Let family know your plans in advance
Once you have decided your plans, it’s important to communicate these to family members who may be expecting you to try and do everything you’ve done in the past. For example, if you live in a different state from your parents or relatives that are expecting you and your family to come visit for the holiday and you’ve decided to stay home and have a smaller Christmas with your spouse and kids, let them know sooner, rather than later.

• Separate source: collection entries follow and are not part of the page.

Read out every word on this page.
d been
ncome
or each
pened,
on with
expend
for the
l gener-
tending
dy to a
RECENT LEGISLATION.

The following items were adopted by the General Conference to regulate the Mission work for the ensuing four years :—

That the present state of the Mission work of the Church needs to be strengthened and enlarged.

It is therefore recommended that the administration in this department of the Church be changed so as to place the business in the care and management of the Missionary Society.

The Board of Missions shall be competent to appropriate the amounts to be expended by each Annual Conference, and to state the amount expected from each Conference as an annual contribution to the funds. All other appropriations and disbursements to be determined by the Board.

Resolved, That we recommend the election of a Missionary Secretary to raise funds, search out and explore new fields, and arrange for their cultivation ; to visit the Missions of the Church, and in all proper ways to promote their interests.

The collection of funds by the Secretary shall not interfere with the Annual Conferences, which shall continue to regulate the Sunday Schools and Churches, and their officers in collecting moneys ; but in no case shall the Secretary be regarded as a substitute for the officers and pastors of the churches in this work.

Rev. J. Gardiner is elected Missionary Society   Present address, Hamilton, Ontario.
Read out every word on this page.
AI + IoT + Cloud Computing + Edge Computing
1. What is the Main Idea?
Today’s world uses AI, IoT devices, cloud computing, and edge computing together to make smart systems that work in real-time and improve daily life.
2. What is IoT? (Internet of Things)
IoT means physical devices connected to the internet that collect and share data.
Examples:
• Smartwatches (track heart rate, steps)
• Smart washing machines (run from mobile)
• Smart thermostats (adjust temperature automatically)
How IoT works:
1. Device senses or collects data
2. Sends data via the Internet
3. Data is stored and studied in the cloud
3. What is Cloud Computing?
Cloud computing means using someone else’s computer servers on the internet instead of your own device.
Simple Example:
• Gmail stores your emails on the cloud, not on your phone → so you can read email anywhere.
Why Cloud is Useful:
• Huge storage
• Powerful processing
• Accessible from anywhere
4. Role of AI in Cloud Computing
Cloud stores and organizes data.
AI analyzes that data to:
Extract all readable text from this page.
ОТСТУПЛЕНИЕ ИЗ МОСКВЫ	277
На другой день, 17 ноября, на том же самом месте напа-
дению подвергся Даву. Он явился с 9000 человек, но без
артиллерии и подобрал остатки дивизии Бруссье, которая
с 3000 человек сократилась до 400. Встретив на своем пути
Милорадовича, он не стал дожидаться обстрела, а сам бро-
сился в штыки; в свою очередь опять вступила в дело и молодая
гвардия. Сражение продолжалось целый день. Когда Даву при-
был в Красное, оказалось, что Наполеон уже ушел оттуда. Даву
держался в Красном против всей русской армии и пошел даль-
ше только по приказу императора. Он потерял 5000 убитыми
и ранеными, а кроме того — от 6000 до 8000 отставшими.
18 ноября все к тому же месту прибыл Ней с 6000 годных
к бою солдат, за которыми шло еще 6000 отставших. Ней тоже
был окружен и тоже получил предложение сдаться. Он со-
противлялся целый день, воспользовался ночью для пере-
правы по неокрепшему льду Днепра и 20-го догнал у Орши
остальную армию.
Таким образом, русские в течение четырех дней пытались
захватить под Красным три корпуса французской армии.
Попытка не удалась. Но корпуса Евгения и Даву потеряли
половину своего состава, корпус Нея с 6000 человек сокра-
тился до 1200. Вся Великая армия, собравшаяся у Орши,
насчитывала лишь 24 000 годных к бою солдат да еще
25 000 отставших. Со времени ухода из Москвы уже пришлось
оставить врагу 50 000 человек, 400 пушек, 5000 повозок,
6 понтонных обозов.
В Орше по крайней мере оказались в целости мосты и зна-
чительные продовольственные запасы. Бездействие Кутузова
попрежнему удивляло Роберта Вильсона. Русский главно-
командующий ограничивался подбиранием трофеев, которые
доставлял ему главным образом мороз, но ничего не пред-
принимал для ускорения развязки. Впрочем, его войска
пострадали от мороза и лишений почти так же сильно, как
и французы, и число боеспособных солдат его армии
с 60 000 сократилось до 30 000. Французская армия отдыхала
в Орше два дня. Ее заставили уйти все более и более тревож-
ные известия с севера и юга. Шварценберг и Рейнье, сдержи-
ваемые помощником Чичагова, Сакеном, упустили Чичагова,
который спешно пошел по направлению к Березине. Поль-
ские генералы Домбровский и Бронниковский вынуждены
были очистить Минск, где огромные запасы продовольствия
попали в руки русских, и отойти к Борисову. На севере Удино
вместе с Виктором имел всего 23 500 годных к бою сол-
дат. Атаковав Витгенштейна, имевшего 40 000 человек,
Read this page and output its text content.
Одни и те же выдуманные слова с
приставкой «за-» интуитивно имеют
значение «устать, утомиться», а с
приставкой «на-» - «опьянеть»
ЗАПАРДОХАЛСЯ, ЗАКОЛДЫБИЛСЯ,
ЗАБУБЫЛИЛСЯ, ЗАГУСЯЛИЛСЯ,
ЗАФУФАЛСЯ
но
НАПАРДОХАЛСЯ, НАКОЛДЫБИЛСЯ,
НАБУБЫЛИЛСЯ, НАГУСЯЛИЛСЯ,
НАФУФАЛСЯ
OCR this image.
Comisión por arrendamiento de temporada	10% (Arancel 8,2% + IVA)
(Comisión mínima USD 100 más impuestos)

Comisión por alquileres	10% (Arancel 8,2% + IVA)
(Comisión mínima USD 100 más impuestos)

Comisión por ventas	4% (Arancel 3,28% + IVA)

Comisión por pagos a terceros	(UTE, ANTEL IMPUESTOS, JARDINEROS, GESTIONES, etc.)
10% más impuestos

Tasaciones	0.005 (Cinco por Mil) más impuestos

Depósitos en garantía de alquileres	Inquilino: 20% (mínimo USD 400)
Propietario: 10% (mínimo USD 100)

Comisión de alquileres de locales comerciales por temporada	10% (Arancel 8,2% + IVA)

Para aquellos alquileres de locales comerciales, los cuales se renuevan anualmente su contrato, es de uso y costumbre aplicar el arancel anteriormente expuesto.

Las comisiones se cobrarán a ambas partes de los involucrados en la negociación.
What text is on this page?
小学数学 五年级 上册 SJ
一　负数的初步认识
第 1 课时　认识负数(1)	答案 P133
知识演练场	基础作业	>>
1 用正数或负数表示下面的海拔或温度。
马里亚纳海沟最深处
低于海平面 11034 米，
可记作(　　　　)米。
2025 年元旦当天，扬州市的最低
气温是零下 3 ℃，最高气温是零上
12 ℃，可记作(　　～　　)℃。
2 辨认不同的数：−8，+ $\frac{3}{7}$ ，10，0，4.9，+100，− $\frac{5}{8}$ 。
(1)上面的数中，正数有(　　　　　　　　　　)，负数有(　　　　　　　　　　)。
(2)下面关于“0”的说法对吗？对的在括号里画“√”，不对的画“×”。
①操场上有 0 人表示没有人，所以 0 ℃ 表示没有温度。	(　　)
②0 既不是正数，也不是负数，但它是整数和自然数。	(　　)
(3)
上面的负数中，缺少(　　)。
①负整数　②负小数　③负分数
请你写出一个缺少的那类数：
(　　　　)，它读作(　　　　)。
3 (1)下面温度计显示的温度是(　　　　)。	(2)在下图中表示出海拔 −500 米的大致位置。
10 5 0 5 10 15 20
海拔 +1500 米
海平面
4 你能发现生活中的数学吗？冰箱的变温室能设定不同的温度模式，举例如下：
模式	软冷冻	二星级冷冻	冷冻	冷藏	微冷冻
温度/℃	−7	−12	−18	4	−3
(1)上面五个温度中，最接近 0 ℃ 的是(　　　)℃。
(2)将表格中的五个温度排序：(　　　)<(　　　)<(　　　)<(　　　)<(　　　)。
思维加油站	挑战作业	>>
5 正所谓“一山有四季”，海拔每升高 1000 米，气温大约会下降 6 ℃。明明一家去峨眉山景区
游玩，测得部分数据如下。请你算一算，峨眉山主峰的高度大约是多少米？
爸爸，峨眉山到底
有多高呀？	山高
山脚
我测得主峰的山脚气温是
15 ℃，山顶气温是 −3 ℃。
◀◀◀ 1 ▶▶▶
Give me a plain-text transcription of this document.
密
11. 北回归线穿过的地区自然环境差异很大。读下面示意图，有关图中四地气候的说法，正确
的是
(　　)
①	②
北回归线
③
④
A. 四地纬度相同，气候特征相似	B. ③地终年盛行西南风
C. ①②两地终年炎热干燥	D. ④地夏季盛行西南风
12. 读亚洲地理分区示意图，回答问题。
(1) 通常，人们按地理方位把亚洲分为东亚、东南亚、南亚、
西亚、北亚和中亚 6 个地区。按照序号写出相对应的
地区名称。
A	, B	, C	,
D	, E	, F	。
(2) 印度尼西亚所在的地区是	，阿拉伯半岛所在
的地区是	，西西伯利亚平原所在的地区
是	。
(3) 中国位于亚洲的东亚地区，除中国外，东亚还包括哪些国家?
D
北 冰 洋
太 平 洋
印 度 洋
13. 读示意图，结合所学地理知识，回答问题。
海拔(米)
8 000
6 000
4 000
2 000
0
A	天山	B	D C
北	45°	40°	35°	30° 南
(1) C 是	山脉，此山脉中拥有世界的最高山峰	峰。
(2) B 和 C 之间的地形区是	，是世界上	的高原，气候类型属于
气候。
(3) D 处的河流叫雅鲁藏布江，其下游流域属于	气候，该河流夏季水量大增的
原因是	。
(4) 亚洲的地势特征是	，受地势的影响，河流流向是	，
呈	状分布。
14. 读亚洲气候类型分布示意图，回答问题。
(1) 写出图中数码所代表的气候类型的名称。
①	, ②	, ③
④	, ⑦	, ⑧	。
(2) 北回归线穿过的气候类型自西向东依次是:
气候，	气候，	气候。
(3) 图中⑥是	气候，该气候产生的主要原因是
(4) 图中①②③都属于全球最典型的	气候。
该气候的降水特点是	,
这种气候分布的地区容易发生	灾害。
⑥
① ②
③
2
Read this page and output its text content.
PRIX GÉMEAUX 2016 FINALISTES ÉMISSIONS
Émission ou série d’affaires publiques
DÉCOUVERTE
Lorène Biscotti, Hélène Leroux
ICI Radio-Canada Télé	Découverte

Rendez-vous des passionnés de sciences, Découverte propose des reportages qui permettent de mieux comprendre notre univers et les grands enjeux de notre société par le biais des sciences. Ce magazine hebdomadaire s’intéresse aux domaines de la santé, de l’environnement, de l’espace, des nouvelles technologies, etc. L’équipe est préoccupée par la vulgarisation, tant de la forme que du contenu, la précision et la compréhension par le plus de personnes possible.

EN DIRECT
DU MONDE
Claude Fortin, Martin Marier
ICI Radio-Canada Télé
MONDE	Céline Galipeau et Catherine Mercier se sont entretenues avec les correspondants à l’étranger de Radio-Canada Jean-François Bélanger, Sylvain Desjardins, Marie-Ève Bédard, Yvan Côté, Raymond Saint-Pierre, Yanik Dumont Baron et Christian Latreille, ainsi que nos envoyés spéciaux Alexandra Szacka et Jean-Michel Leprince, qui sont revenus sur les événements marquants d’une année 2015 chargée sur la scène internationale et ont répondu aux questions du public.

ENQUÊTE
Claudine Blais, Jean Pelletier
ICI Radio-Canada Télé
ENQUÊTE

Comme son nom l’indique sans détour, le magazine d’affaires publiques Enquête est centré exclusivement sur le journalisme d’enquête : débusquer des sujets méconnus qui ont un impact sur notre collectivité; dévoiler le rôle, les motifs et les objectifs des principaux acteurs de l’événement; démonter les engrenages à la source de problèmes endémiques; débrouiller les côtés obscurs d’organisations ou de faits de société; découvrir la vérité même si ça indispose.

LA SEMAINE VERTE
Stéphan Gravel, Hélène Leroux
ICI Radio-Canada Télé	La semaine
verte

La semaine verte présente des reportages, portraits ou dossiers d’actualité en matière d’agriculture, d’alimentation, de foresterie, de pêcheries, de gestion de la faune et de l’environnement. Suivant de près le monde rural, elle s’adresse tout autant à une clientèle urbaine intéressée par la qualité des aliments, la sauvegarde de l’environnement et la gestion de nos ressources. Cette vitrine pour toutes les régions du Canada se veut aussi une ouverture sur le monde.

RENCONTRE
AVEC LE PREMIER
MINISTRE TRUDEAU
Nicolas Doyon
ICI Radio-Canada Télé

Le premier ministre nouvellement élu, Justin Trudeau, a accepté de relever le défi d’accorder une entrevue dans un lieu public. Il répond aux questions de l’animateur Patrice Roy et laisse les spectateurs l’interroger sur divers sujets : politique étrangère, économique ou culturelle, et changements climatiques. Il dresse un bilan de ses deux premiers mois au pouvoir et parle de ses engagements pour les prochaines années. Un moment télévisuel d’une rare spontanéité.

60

It may be a little difficult for them to understand why, so giving them time to adjust before the holidays can be helpful. Some family members this may upset, or even make angry, and may even say something not so cheery. I have found the best way to handle upset emotions is to be empathetic. Let them know you can understand why they are disappointed or angry. Well, I didn’t say these tips were easy, especially if it means changing some long-standing traditions along the way. However, in my experience, these tips have helped make my holidays less stressful, and helps me experience more of the joy of the Christmas spirit.